TKDF Başkanı Canan Güllü:
‘Hukuk birimi de kuruyoruz’
Deprem bölgesinde kadınlar için şiddetten arındırılmış güvenli alanlar yaratmayı hedefledik ve kadınların her tür özel ihtiyacına yanıt verecek, sürdürülebilir merkezler oluşturmak için çalıştık. Bizi ilk günden beri yalnız bırakmayan isimlerden biri de Ümit Boyner öncülüğünde Boyner Grup oldu. DSÖ afet bölgelerinde kalma süresini 12-18 ay olarak belirliyor. Bunun nedeni yerelin gelişimini engellememek. Bu noktada da yerel yönetimlerin hizmetlerini iyileştirmesi, bölgeden göçün engellenmesini sağlayacak çalışmalara imza atılması lazım. Ancak bölgede hâlâ her şey gönüllülükle yürüyor.
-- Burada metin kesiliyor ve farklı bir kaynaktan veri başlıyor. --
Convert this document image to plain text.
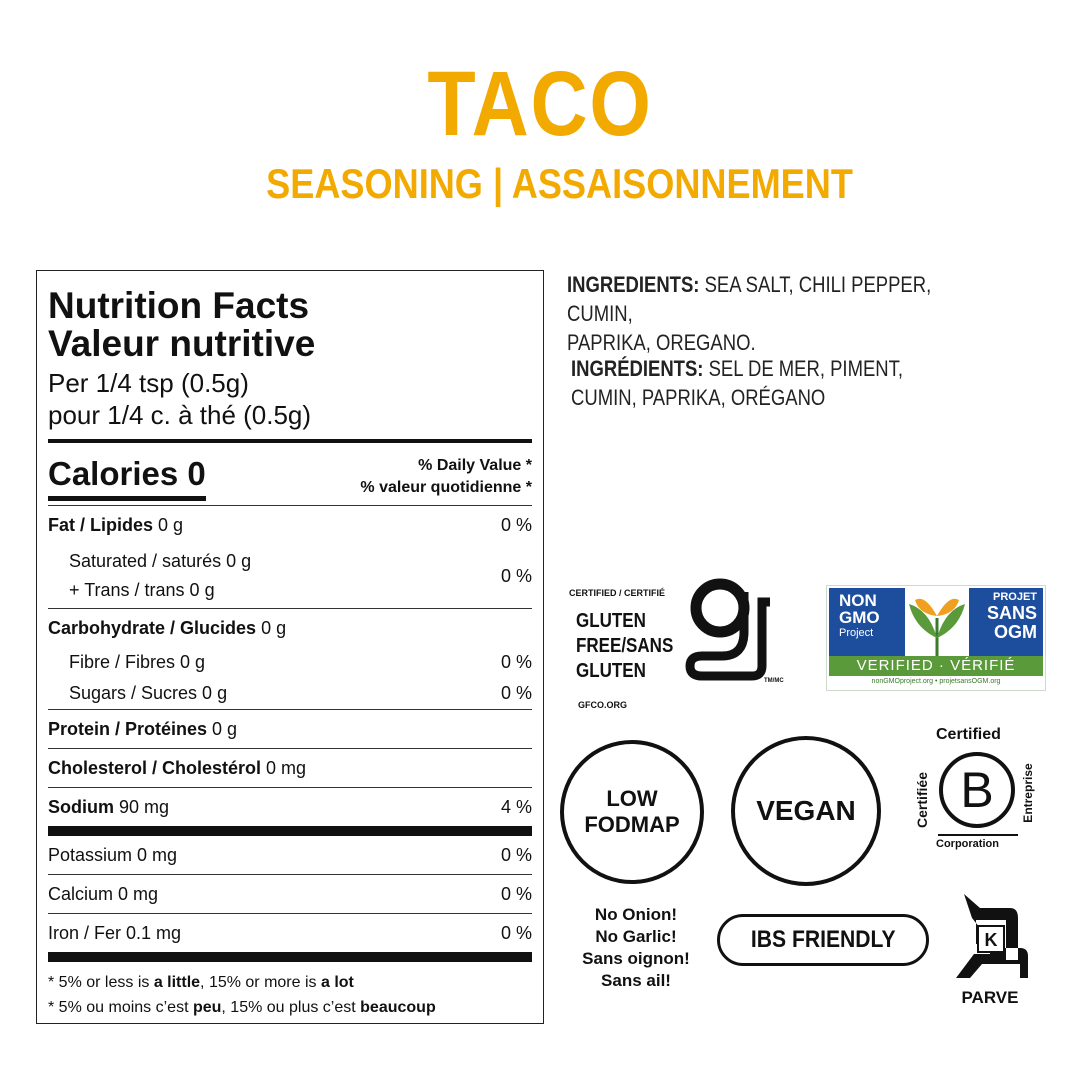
TACO
SEASONING | ASSAISONNEMENT
Nutrition Facts
Valeur nutritive
Per 1/4 tsp (0.5g)
pour 1/4 c. à thé (0.5g)
Calories 0	% Daily Value *
% valeur quotidienne *
Fat / Lipides 0 g	0 %
Saturated / saturés 0 g
+ Trans / trans 0 g
0 %
Carbohydrate / Glucides 0 g
Fibre / Fibres 0 g	0 %
Sugars / Sucres 0 g	0 %
Protein / Protéines 0 g
Cholesterol / Cholestérol 0 mg
Sodium 90 mg	4 %
Potassium 0 mg	0 %
Calcium 0 mg	0 %
Iron / Fer 0.1 mg	0 %
* 5% or less is a little, 15% or more is a lot
* 5% ou moins c’est peu, 15% ou plus c’est beaucoup
INGREDIENTS: SEA SALT, CHILI PEPPER, CUMIN,
PAPRIKA, OREGANO.
INGRÉDIENTS: SEL DE MER, PIMENT,
CUMIN, PAPRIKA, ORÉGANO
CERTIFIED / CERTIFIÉ
GLUTEN
FREE/SANS
GLUTEN	TM/MC
GFCO.ORG
NON
GMO
Project
PROJET
SANS
OGM
VERIFIED · VÉRIFIÉ
nonGMOproject.org • projetsansOGM.org
LOW
FODMAP	VEGAN
Certified
Certifiée	Entreprise
B
Corporation
No Onion!
No Garlic!
Sans oignon!
Sans ail!
IBS FRIENDLY	K
PARVE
Bu yüzden henüz bölgeden ayrılmamız söz konusu değil. Boyner Grup’la 18 ay boyunca burada olacağız. Bölgede hukuki sorunlar da artış gösteriyor. Bu yüzden Mor Yerleşke Hukuk Birimi’ni hayata geçireceğiz. Bölgedeki barolara destekte bulunduk. Buraya haftada bir gelip hukuki yardım sağlamaları için eğitim veriyoruz. Baroların yanı sıra sivil toplumun gelişmesi lazım. Burada öne çıkan arkadaşları dernek kurmaları yönünde teşvik ediyoruz.